New York singer-songwriter Lana Del Rey is back with her fourth studio album titled Honeymoon. With the albums Born To Die in 2012 and Ultraviolence in 2014, Lana has gained immense recognition and a massive following. Doing this largely by developing the persona of a girl who pursues bad boys, drinks and parties all the time, smokes a little pot, and lives life on the “edge.”
On those albums Lana was going for a vintage, 1950’s/1960’s baroque pop feel, which was certainly felt in the instrumentals, but in terms of the lyrics, the subjects matters were approached in a trashy, overdramatic, cliche way that is distasteful and frankly disrespectful to the artists Lana is so heavily influenced by.
These two albums are easily two of the most shallow, unadventurous and uncomfortable albums I have heard in a long time, and unfortunately, with Honeymoon, its just more of the same, if not worse.
Lana is again using the persona that has gotten her this far, but continues to display the persona in such a direct way without any subtlety, that she fails to leave any form of emotional impact. Lana is again a girl who fails to see bad situations in front of her, and anytime she experiences heartbreak in these awful situations, she still fails to see that the situations were awful in the first place.
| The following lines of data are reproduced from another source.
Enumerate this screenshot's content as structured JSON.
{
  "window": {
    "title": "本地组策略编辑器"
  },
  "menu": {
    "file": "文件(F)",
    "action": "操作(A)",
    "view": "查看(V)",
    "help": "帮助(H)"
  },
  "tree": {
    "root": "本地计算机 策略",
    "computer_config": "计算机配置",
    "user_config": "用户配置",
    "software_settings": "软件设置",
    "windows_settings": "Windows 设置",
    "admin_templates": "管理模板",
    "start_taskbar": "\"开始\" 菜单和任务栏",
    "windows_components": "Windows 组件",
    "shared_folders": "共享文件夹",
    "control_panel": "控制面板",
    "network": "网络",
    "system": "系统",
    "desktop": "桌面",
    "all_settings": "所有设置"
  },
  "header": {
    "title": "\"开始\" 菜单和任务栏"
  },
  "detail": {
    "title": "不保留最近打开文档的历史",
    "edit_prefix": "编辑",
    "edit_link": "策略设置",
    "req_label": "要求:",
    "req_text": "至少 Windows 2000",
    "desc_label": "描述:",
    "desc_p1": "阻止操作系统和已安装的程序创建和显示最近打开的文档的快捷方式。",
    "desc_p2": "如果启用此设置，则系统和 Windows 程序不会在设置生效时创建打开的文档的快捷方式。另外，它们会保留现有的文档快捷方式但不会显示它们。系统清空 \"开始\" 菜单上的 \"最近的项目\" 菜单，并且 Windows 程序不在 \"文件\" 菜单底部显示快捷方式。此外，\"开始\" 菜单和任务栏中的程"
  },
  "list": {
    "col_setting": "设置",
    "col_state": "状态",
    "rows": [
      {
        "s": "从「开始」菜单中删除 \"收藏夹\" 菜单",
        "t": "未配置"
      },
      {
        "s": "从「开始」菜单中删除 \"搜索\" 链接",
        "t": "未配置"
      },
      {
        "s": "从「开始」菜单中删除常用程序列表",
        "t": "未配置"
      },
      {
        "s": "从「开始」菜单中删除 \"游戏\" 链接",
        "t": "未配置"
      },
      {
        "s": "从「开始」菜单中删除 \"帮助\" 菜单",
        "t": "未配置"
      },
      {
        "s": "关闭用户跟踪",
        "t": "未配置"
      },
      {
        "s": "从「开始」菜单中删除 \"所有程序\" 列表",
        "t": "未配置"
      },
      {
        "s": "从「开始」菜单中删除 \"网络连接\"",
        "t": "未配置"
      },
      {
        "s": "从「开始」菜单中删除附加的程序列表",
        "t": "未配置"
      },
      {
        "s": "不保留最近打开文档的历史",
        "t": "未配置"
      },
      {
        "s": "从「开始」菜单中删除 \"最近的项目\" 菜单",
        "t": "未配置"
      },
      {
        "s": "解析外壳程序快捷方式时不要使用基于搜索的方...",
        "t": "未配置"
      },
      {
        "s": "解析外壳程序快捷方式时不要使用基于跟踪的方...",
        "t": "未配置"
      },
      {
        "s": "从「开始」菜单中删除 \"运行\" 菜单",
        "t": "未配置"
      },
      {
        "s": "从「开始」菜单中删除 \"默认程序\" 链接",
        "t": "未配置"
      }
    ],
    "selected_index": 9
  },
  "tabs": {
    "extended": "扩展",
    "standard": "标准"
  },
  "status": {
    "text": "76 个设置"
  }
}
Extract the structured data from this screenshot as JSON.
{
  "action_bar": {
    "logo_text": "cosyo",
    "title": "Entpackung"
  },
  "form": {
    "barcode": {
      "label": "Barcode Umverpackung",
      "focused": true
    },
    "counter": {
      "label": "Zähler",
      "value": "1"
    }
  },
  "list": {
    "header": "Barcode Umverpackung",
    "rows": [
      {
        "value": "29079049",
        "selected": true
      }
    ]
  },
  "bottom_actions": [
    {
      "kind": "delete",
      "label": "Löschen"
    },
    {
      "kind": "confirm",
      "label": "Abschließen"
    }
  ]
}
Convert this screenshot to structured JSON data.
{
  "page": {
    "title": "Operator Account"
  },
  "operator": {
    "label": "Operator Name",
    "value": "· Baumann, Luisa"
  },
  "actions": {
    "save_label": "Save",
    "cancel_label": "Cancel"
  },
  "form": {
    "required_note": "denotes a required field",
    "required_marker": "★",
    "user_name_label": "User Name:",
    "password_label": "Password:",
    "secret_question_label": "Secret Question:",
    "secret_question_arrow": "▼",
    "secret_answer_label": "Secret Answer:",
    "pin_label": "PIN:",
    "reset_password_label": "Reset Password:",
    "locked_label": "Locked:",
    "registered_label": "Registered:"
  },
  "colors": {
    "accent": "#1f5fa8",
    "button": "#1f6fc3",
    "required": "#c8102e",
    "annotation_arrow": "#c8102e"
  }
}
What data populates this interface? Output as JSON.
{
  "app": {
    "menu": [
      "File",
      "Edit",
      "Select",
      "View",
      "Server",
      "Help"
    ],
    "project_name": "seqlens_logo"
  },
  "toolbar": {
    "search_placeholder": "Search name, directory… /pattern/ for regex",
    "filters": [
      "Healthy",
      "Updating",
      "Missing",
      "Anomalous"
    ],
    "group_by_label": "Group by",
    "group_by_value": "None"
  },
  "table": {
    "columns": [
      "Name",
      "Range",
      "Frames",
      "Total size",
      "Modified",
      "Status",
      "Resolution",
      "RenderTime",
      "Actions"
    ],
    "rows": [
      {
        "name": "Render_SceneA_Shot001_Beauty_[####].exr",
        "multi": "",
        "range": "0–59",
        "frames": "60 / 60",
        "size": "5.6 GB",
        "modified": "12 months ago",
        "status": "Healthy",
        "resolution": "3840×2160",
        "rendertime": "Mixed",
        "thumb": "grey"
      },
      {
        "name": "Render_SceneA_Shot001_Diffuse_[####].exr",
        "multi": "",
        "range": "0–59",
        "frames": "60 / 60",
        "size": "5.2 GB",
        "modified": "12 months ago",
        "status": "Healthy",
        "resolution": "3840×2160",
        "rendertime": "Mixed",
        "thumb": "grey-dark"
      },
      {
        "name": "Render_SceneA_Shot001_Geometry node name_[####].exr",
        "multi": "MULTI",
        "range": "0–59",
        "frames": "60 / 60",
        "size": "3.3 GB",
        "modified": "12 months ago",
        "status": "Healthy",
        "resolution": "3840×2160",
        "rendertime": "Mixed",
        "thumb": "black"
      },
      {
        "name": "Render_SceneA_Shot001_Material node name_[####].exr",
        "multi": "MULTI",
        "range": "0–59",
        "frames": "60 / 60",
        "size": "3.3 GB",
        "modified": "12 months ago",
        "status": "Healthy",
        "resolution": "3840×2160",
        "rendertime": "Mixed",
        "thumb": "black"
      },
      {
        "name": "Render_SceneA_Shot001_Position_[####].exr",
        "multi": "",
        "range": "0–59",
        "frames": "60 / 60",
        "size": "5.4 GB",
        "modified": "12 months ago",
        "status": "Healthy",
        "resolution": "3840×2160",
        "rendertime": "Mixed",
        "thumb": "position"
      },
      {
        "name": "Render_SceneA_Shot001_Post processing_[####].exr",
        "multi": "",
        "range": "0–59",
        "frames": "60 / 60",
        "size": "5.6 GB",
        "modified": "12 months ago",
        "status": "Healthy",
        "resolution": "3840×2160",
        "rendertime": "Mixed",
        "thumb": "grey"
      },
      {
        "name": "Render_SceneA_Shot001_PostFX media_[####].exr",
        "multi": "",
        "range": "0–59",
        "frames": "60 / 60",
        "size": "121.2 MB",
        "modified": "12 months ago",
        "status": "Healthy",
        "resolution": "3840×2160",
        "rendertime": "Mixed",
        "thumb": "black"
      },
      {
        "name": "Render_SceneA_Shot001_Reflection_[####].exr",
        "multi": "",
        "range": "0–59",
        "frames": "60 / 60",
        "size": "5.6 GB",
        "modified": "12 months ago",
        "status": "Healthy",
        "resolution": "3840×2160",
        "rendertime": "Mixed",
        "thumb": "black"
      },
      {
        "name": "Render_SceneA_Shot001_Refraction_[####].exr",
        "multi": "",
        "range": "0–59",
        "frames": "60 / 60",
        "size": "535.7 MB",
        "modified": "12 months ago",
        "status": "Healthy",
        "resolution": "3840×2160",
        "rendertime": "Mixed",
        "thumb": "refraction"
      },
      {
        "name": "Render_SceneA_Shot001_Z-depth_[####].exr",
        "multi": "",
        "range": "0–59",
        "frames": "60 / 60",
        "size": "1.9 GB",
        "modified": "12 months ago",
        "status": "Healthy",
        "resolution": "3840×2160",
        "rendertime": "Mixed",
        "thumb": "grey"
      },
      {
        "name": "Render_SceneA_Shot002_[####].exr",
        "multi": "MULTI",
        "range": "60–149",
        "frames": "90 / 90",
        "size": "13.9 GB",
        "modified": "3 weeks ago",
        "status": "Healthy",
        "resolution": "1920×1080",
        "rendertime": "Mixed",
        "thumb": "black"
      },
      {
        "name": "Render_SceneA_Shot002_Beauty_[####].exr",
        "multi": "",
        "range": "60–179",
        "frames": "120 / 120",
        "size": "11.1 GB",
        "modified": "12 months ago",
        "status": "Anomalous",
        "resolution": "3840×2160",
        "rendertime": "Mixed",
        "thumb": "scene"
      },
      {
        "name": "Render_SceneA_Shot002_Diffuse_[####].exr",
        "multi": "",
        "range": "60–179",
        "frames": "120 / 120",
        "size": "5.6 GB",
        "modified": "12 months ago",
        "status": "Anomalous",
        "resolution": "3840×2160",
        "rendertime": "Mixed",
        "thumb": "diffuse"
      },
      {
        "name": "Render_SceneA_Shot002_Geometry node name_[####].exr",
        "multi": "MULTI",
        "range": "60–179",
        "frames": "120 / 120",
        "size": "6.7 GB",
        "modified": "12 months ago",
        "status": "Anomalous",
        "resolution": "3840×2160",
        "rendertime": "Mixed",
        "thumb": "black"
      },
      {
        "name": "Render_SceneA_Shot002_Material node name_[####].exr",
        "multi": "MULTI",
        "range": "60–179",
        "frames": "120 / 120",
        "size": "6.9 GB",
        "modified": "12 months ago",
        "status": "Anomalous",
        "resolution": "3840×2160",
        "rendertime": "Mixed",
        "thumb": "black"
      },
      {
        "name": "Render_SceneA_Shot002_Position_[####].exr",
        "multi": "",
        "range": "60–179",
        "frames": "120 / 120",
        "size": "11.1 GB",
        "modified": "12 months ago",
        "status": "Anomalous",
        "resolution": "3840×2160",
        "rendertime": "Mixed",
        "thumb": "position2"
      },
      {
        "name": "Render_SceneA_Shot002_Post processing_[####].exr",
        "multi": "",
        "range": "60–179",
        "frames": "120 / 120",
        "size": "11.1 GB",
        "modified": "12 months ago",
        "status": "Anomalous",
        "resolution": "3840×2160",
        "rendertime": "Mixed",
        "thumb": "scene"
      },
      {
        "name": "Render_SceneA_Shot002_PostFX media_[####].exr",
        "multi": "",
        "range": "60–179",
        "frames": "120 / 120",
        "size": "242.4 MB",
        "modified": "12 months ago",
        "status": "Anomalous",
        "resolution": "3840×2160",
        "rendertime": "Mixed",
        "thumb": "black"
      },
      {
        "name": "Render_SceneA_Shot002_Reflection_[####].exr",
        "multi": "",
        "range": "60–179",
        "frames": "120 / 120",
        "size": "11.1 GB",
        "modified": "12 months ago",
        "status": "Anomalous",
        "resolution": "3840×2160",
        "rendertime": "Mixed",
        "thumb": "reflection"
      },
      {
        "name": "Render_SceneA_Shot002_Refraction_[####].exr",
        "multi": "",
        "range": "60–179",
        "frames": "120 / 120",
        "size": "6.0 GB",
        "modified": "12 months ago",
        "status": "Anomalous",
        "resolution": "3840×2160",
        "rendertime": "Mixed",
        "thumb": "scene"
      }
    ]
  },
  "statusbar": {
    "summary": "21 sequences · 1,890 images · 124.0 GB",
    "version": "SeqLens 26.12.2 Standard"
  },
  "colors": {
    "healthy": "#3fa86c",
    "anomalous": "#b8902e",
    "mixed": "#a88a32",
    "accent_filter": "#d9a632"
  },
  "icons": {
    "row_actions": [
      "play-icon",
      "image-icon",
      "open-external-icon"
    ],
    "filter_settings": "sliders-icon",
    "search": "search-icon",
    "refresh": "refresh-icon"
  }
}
Take the title track, where Lana disturbingly talks about knowing about this man’s “violent past,” but in typical Lana fashion, she likes this dude anyway. I am not sure what message Lana is trying to get across with this song, but even if there were a message, I would refuse to take anything Lana says seriously because she is so superficial and pathetic.
Then there is the song “Terrence Loves You,” where Lana croons about how she “gets trashed” when she hears her ex-lover’s tune, which is usually Lana’s only method of attempting to get over heartbreak.
There is also the song “High by the Beach,” one of the worst singles I have heard all year featuring one of the most half-hearted choruses I have ever heard.
And honestly, everything Lana does on this album is half-hearted. Even when she tries to invoke the theme of religion in the songs “God Knows I Tried,” or “Religion,” she comes off as so disingenuous because of her actions. The ironic part of it all is that the song “God Knows I Tried,” is followed by “High by the Beach,” which could potentially be purposely placed next to each other to paint Lana as someone who cannot be saved, but her execution is lacking.
The only strong point of this album are the instrumentals, which feature the vintage sound that Lana is going after, but Lana does not give these performances justice with her vocals, which aim to be soothing and seductive, but with her moaning and groaning these songs come off as lazy, unappealing, and especially long-winded.
Seriously, this album is over an hour long because Lana stretches every shallow idea so far that there is nothing to even dive into.
This album is empty, boring, immature, lifeless and there is not a single moment where I felt any sympathy for Lana. And for a pop album, the listener should expect strong melodies and strong choruses that could possibly distract from Lana’s horrendous songwriting, but you don’t even get that from this album.